Conservative media, in other words, became an ideological ghetto. And ghettos often develop pathologies. What’s remarkable is not that so much of the right-wing media is so vitriolic and prone to conspiracy-mongering; what’s remarkable is that so many of those outlets remain committed to careful reporting and debunking things like the Obama birth certificate nonsense, rather than simply pandering to their readers.
The defining feature of Official Conservatism™ and its retarded little brother, Reason Libertarianism, is a fear of being “ghettoized” which is the scare word for being left out of the Progressive party circuit. They fear that more than death. If the price of admission means mocking and ridiculing the people whose interests they claim to champion, that’s a price they are more than happy to pay.
I’m not blaming liberals for the rise of the conservative-media ghetto. “Blame” implies that someone made a decision to make this happen. The thing is, no one made any such decision. There was no secret plan.
There was certainly no liberal media conspiracy, just an iterative process controlled by no one: Being human, liberals naturally prefer the work of folks who agree with them, so those are the folks they tend to hire and promote. As they became increasingly dominant in the media, the trend became self-reinforcing. Fewer conservatives wanted to enter the castle in the first place, and few were allowed to. Now the castle residents are peering into the swamp and wondering what the heck is going on out there.
I suspect she had to fight back tears writing those two graphs.
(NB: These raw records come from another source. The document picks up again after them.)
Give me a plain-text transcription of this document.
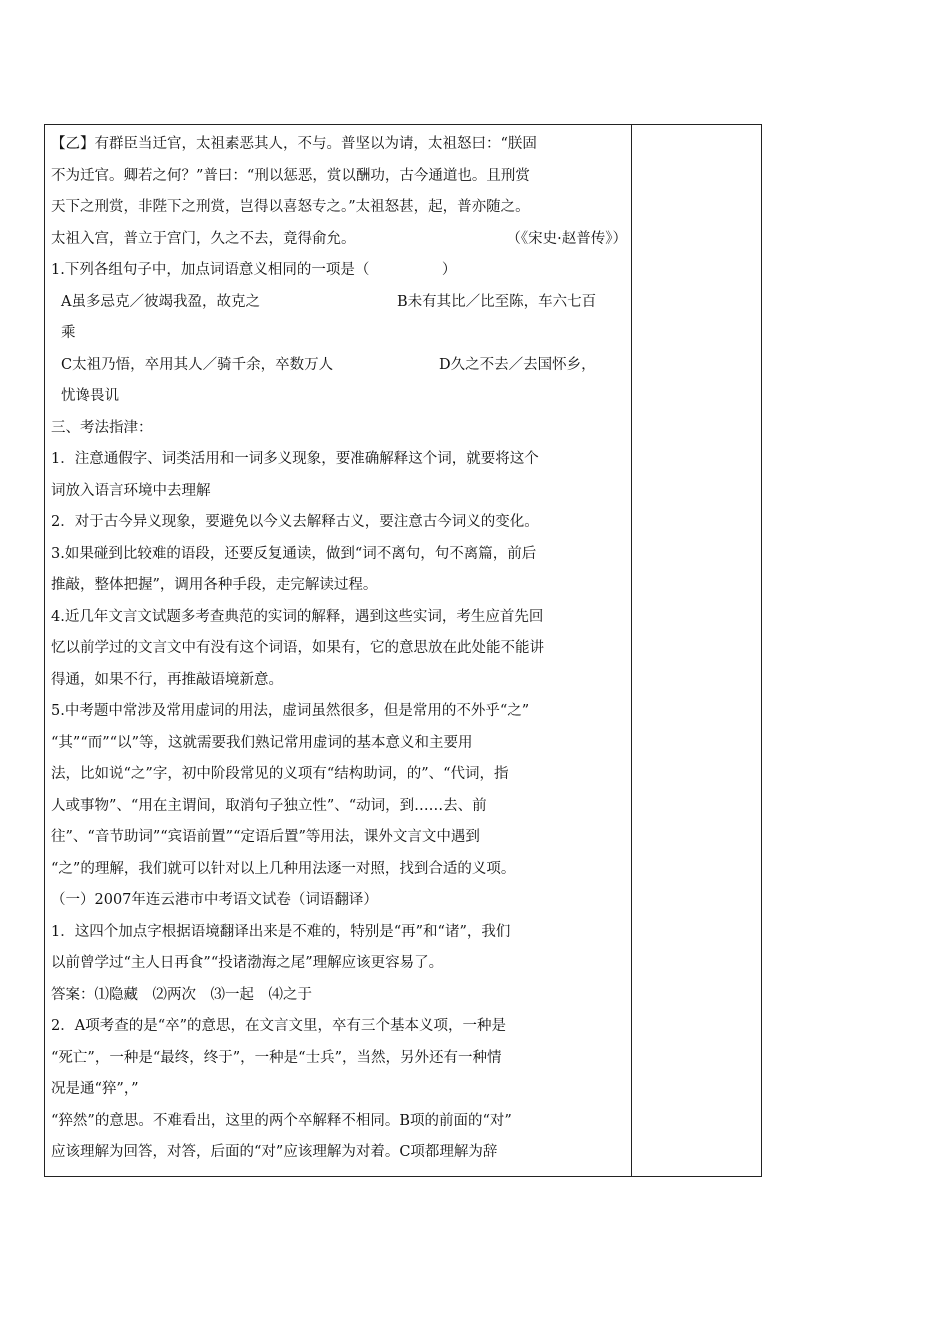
【乙】有群臣当迁官，太祖素恶其人，不与。普坚以为请，太祖怒曰：“朕固
不为迁官。卿若之何？”普曰：“刑以惩恶，赏以酬功，古今通道也。且刑赏
天下之刑赏，非陛下之刑赏，岂得以喜怒专之。”太祖怒甚，起，普亦随之。
太祖入宫，普立于宫门，久之不去，竟得俞允。	（《宋史·赵普传》）
1.下列各组句子中，加点词语意义相同的一项是（　　　　　）
A虽多忌克／彼竭我盈，故克之	B未有其比／比至陈，车六七百
乘
C太祖乃悟，卒用其人／骑千余，卒数万人	D久之不去／去国怀乡，
忧谗畏讥
三、考法指津：
1．注意通假字、词类活用和一词多义现象，要准确解释这个词，就要将这个
词放入语言环境中去理解
2．对于古今异义现象，要避免以今义去解释古义，要注意古今词义的变化。
3.如果碰到比较难的语段，还要反复通读，做到“词不离句，句不离篇，前后
推敲，整体把握”，调用各种手段，走完解读过程。
4.近几年文言文试题多考查典范的实词的解释，遇到这些实词，考生应首先回
忆以前学过的文言文中有没有这个词语，如果有，它的意思放在此处能不能讲
得通，如果不行，再推敲语境新意。
5.中考题中常涉及常用虚词的用法，虚词虽然很多，但是常用的不外乎“之”
“其”“而”“以”等，这就需要我们熟记常用虚词的基本意义和主要用
法，比如说“之”字，初中阶段常见的义项有“结构助词，的”、“代词，指
人或事物”、“用在主谓间，取消句子独立性”、“动词，到……去、前
往”、“音节助词”“宾语前置”“定语后置”等用法，课外文言文中遇到
“之”的理解，我们就可以针对以上几种用法逐一对照，找到合适的义项。
（一）2007年连云港市中考语文试卷（词语翻译）
1．这四个加点字根据语境翻译出来是不难的，特别是“再”和“诸”，我们
以前曾学过“主人日再食”“投诸渤海之尾”理解应该更容易了。
答案：⑴隐藏　⑵两次　⑶一起　⑷之于
2．A项考查的是“卒”的意思，在文言文里，卒有三个基本义项，一种是
“死亡”，一种是“最终，终于”，一种是“士兵”，当然，另外还有一种情
况是通“猝”，”
“猝然”的意思。不难看出，这里的两个卒解释不相同。B项的前面的“对”
应该理解为回答，对答，后面的“对”应该理解为对着。C项都理解为辞
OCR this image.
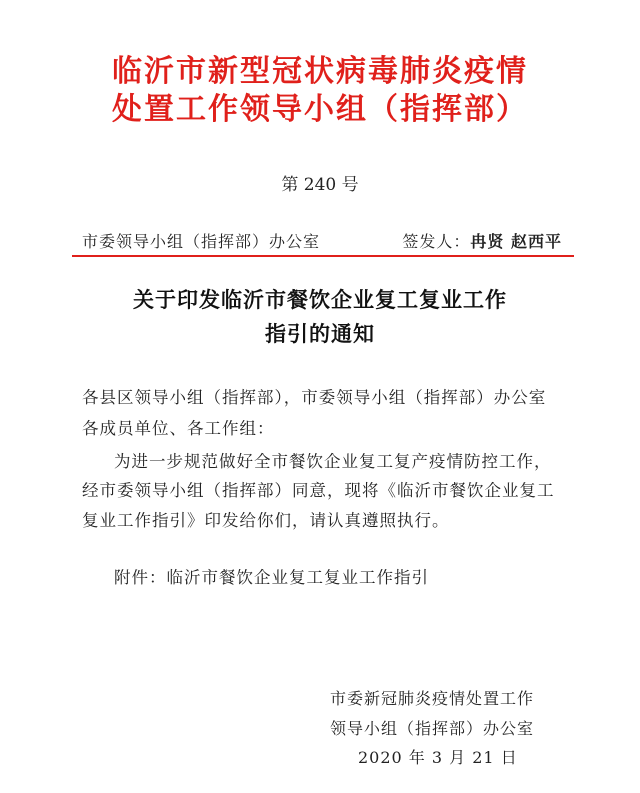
临沂市新型冠状病毒肺炎疫情
处置工作领导小组（指挥部）
第 240 号
市委领导小组（指挥部）办公室	签发人：冉贤 赵西平
关于印发临沂市餐饮企业复工复业工作
指引的通知
各县区领导小组（指挥部），市委领导小组（指挥部）办公室
各成员单位、各工作组：
为进一步规范做好全市餐饮企业复工复产疫情防控工作，
经市委领导小组（指挥部）同意，现将《临沂市餐饮企业复工
复业工作指引》印发给你们，请认真遵照执行。
附件：临沂市餐饮企业复工复业工作指引
市委新冠肺炎疫情处置工作
领导小组（指挥部）办公室
2020 年 3 月 21 日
But whoever is to blame for the problem, yelling at the residents of the swamp to behave themselves is probably not going to fix it. What would fix the problem is if the folks in the castle made a concerted effort to open the doors and persuade some of the swamp-dwellers to move inside. Not just to move inside, but to help run the place, pushing back on liberal pieties and dubious claims with the same fervor that liberals push back on conservative ones.
Call me Swamp Thing.
One of the amusing aspects of these columns is that people like McArdle are just as clueless about life outside the bubble as her moonbat friends. She positions herself as soul sister number one, down with those loony Dirty People in the swamp, but she would break out in hives reading the sorts of things that are coming from the Dissident Right. The fundamentals of what is driving the rebellion against the elites is well outside the field of vision for people like McArdle. She does not know what she does not know.